Flash Drought in U.S. Explained in 21 Seconds
This animation shows the rapid progression of the U.S. drought during the late spring into mid August, based on U.S. Drought Monitor maps.
As of August 14, about 78 percent of the U.S. was experiencing some form of drought conditions. This was a stunning reversal of fortune from just a few months earlier, when it looked like corn growers were going to have an historically large harvest and drought was limited to the southern tier of the country. Scientists trace the drought's origins to a combination of factors, ranging from La Niña conditions in the Pacific Ocean along with a warmer than average Atlantic Ocean, a setup which tends to favor drought in the U.S., to a very mild winter that left little snowpack to help keep soils moist in the spring. Massive heat waves brought blistering heat during March, June and July, turbocharging the process of evaporating water out of soils and plants, and leading to what meteorologists call a "flash drought." Rather than develop gradually, as is more typical with drought conditions, this drought came on with stunning swiftness.

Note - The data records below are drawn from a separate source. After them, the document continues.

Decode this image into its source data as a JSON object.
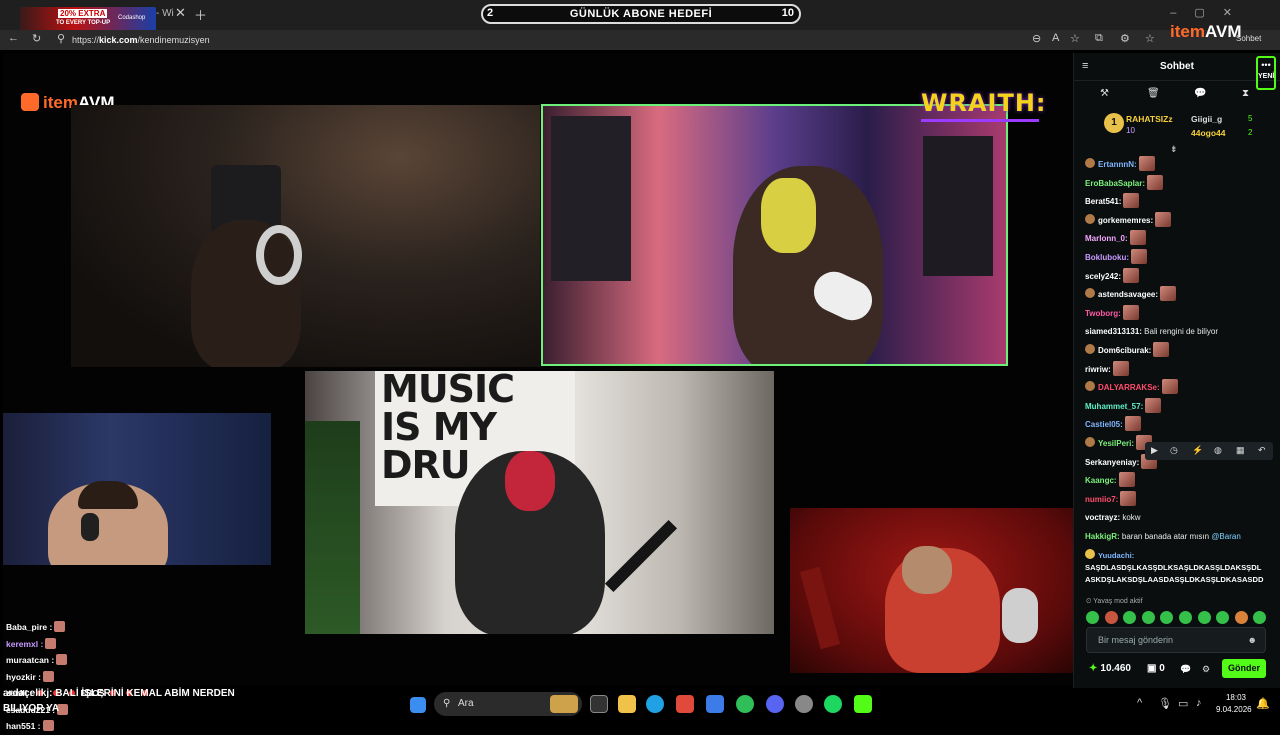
{
  "browser": {
    "tab_title": "- Wi",
    "promo": {
      "line1": "20% EXTRA",
      "line2": "TO EVERY TOP-UP",
      "brand": "Codashop"
    },
    "url_prefix": "https://",
    "url_domain": "kick.com",
    "url_path": "/kendinemuzisyen",
    "goal": {
      "left": "2",
      "title": "GÜNLÜK ABONE HEDEFİ",
      "right": "10",
      "progress": 0.0
    }
  },
  "top_overlay": {
    "brand_a": "item",
    "brand_b": "AVM",
    "sohbet": "Sohbet"
  },
  "stream": {
    "logo_a": "item",
    "logo_b": "AVM",
    "wraith": "WRAITH:",
    "wall_text": [
      "MUSIC",
      "IS MY",
      "DRU"
    ],
    "overlay_chat": [
      {
        "user": "Baba_pire :",
        "color": "#ffffff",
        "content": "emote"
      },
      {
        "user": "keremxl :",
        "color": "#c79bff",
        "content": "emote"
      },
      {
        "user": "muraatcan :",
        "color": "#ffffff",
        "content": "emote"
      },
      {
        "user": "hyozkir :",
        "color": "#ffffff",
        "content": "emote"
      },
      {
        "user": "zenlll :",
        "color": "#ffffff",
        "content": "dots",
        "text": "EBOŞ"
      },
      {
        "user": "esaddd221 :",
        "color": "#ffffff",
        "content": "emote"
      },
      {
        "user": "han551 :",
        "color": "#ffffff",
        "content": "emote"
      }
    ],
    "ticker_user": "ardaçelikj",
    "ticker_text": ": BALİ İŞLERİNİ KEMAL ABİM NERDEN",
    "ticker_line2": "BILIYOR YA"
  },
  "taskbar": {
    "search_placeholder": "Ara",
    "time": "18:03",
    "date": "9.04.2026"
  },
  "chat": {
    "title": "Sohbet",
    "more_label": "YENİ",
    "pinned": {
      "first": {
        "rank": "1",
        "name": "RAHATSIZz",
        "count": "10"
      },
      "second": {
        "name": "Giigii_g",
        "count": "5"
      },
      "third": {
        "name": "44ogo44",
        "count": "2"
      }
    },
    "messages": [
      {
        "user": "ErtannnN:",
        "color": "#7fb6ff",
        "badge": true,
        "emote": true,
        "text": ""
      },
      {
        "user": "EroBabaSaplar:",
        "color": "#7cf07c",
        "badge": false,
        "emote": true,
        "text": ""
      },
      {
        "user": "Berat541:",
        "color": "#ffffff",
        "badge": false,
        "emote": true,
        "text": ""
      },
      {
        "user": "gorkememres:",
        "color": "#ffffff",
        "badge": true,
        "emote": true,
        "text": ""
      },
      {
        "user": "Marlonn_0:",
        "color": "#f5a7ff",
        "badge": false,
        "emote": true,
        "text": ""
      },
      {
        "user": "Bokluboku:",
        "color": "#c79bff",
        "badge": false,
        "emote": true,
        "text": ""
      },
      {
        "user": "scely242:",
        "color": "#ffffff",
        "badge": false,
        "emote": true,
        "text": ""
      },
      {
        "user": "astendsavagee:",
        "color": "#ffffff",
        "badge": true,
        "emote": true,
        "text": ""
      },
      {
        "user": "Twoborg:",
        "color": "#ff5aa5",
        "badge": false,
        "emote": true,
        "text": ""
      },
      {
        "user": "siamed313131:",
        "color": "#ffffff",
        "badge": false,
        "emote": false,
        "text": " Bali rengini de biliyor"
      },
      {
        "user": "Dom6ciburak:",
        "color": "#ffffff",
        "badge": true,
        "emote": true,
        "text": ""
      },
      {
        "user": "riwriw:",
        "color": "#ffffff",
        "badge": false,
        "emote": true,
        "text": ""
      },
      {
        "user": "DALYARRAKSe:",
        "color": "#ff4d6d",
        "badge": true,
        "emote": true,
        "text": ""
      },
      {
        "user": "Muhammet_57:",
        "color": "#5ff0c8",
        "badge": false,
        "emote": true,
        "text": ""
      },
      {
        "user": "Castiel05:",
        "color": "#7fb6ff",
        "badge": false,
        "emote": true,
        "text": ""
      },
      {
        "user": "YesilPeri:",
        "color": "#7cf07c",
        "badge": true,
        "emote": true,
        "text": ""
      },
      {
        "user": "Serkanyeniay:",
        "color": "#ffffff",
        "badge": false,
        "emote": true,
        "text": ""
      },
      {
        "user": "Kaangc:",
        "color": "#7cf07c",
        "badge": false,
        "emote": true,
        "text": ""
      },
      {
        "user": "numiio7:",
        "color": "#ff4d6d",
        "badge": false,
        "emote": true,
        "text": ""
      },
      {
        "user": "voctrayz:",
        "color": "#ffffff",
        "badge": false,
        "emote": false,
        "text": " kokw"
      },
      {
        "user": "HakkigR:",
        "color": "#7cf07c",
        "badge": false,
        "emote": false,
        "text": " baran banada atar mısın ",
        "mention": "@Baran"
      }
    ],
    "long_message": {
      "user": "Yuudachi:",
      "color": "#7fb6ff",
      "text": "SAŞDLASDŞLKASŞDLKSAŞLDKASŞLDAKSŞDL ASKDŞLAKSDŞLAASDASŞLDKASŞLDKASASDD"
    },
    "slow_mode": "Yavaş mod aktif",
    "input_placeholder": "Bir mesaj gönderin",
    "points": "10.460",
    "gift_count": "0",
    "send_label": "Gönder",
    "accent": "#53fc18"
  }
}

Climate outlooks for the September through November period call for some improvement across parts of the drought region, such as the Midwest and Ohio Valley, while the High Plains and most of the West continues to see severe drought conditions. With ocean temperatures warming up in the eastern tropical Pacific — a harbinger of El Niño — the fall forecast is more uncertain than usual, so it's possible that drought relief will be more widespread than currently forecast.